Document roles and responsibilities of those involved in a project.
Why is it useful?
- Ensures your team knows clearly who is responsible for which aspects of the work.
- Avoids duplication, prevents gaps where tasks could be missed, and improves efficiency.
Objectives
- To help your team understand who has responsibility for which aspects of the project and where hand-offs occur.
- To ensure clarity of roles, avoid overlaps, and build efficiency in delivery.
When would you use it?
- In the early stages of a project before starting the project plan.
- To bring multiple teams together behind a shared goal or objective.
Resources required
- 1 hour.
- A large quiet room with wall space to display completed templates.
- Multiple print-outs of the Roles and Responsibilities template (one for each team member).
- Marker pens for everyone.
Process
1. Identify roles
List all key roles needed to fulfil the project and generate a template for each role.
2. Clarify role scope
A role may only cover part of someone’s job. One person may also take on more than one role within the project.

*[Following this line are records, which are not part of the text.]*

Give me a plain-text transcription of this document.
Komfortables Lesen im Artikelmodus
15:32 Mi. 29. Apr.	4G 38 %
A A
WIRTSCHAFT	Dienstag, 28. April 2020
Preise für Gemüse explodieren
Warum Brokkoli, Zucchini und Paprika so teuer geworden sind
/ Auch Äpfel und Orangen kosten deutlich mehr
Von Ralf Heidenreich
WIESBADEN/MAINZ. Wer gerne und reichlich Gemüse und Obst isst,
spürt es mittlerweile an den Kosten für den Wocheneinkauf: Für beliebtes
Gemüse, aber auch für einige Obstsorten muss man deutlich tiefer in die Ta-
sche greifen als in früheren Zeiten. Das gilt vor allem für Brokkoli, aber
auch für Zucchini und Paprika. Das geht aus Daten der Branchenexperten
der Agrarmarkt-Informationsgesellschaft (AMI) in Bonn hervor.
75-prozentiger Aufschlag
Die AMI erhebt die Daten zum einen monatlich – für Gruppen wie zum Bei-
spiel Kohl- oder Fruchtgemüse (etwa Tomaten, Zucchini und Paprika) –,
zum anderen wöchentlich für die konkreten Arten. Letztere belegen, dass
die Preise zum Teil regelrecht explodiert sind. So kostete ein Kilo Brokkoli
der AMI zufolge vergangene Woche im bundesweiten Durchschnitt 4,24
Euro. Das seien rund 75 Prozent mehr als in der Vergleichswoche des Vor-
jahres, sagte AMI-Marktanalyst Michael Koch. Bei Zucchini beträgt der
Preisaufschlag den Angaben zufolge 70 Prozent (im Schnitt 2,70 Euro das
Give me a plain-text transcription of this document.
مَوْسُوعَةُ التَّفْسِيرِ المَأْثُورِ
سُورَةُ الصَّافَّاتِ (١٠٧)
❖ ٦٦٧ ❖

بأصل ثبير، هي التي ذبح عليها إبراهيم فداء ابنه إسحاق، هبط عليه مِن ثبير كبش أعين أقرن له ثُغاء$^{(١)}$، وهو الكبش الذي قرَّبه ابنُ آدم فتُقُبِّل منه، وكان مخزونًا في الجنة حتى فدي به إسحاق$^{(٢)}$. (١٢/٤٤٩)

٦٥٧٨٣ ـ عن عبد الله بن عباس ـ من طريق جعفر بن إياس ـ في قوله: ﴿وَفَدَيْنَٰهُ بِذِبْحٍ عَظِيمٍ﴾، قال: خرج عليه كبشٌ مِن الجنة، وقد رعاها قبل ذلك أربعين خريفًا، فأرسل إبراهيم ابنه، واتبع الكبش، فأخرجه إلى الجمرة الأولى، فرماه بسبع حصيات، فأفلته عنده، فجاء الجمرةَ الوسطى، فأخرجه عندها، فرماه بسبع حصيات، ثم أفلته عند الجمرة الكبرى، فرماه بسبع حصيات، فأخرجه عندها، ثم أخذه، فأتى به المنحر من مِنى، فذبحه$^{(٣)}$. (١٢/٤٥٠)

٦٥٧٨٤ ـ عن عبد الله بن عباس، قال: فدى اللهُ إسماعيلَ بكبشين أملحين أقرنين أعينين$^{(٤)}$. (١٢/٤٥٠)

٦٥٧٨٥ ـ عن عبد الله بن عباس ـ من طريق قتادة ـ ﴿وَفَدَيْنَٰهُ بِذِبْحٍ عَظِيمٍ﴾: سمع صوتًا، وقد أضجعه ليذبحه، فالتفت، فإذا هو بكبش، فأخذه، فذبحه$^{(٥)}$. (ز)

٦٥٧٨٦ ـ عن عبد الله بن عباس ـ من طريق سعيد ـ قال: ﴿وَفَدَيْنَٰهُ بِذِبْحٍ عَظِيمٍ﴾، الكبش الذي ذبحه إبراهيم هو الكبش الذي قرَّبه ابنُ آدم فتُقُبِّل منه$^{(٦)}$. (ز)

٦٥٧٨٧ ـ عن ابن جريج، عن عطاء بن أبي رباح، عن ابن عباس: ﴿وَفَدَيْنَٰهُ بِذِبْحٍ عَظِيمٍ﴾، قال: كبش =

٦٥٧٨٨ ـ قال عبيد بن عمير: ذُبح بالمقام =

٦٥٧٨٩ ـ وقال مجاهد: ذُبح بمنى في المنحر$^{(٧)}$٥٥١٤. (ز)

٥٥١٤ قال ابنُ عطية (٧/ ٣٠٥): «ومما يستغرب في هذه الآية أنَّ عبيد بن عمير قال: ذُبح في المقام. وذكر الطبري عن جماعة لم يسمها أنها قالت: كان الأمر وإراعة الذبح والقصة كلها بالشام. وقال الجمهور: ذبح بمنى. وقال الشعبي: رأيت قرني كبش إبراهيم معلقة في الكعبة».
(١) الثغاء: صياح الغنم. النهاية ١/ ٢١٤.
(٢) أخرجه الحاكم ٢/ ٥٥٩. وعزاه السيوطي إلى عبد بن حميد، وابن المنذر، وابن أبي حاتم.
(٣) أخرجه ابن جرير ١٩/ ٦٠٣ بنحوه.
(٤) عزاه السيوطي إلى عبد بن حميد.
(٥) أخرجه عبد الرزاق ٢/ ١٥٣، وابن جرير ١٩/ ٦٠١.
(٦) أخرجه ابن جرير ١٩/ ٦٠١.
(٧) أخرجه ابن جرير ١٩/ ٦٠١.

3. Separate responsibilities
Distinguish between prime responsibilities and secondary tasks. This sets expectations appropriately.
4. Define interfaces
In the Interface column, note individuals or groups the role-holder must work with to discharge their responsibilities. Include stakeholders up and down the chain, as well as colleagues with interdependent roles.
5. Review with the team
Each completed template should be reviewed and agreed by the team so that everyone understands their respective and collective responsibilities.
6. Finalise
The completed templates act as Terms of Reference for each role-holder.
Secret Sauce
- Ask each role-holder to complete their own template to secure ownership.
- Ensure the full team reviews and agrees the set collectively.
- Do not complete a template on behalf of someone absent – ownership only comes if each person defines their own responsibilities.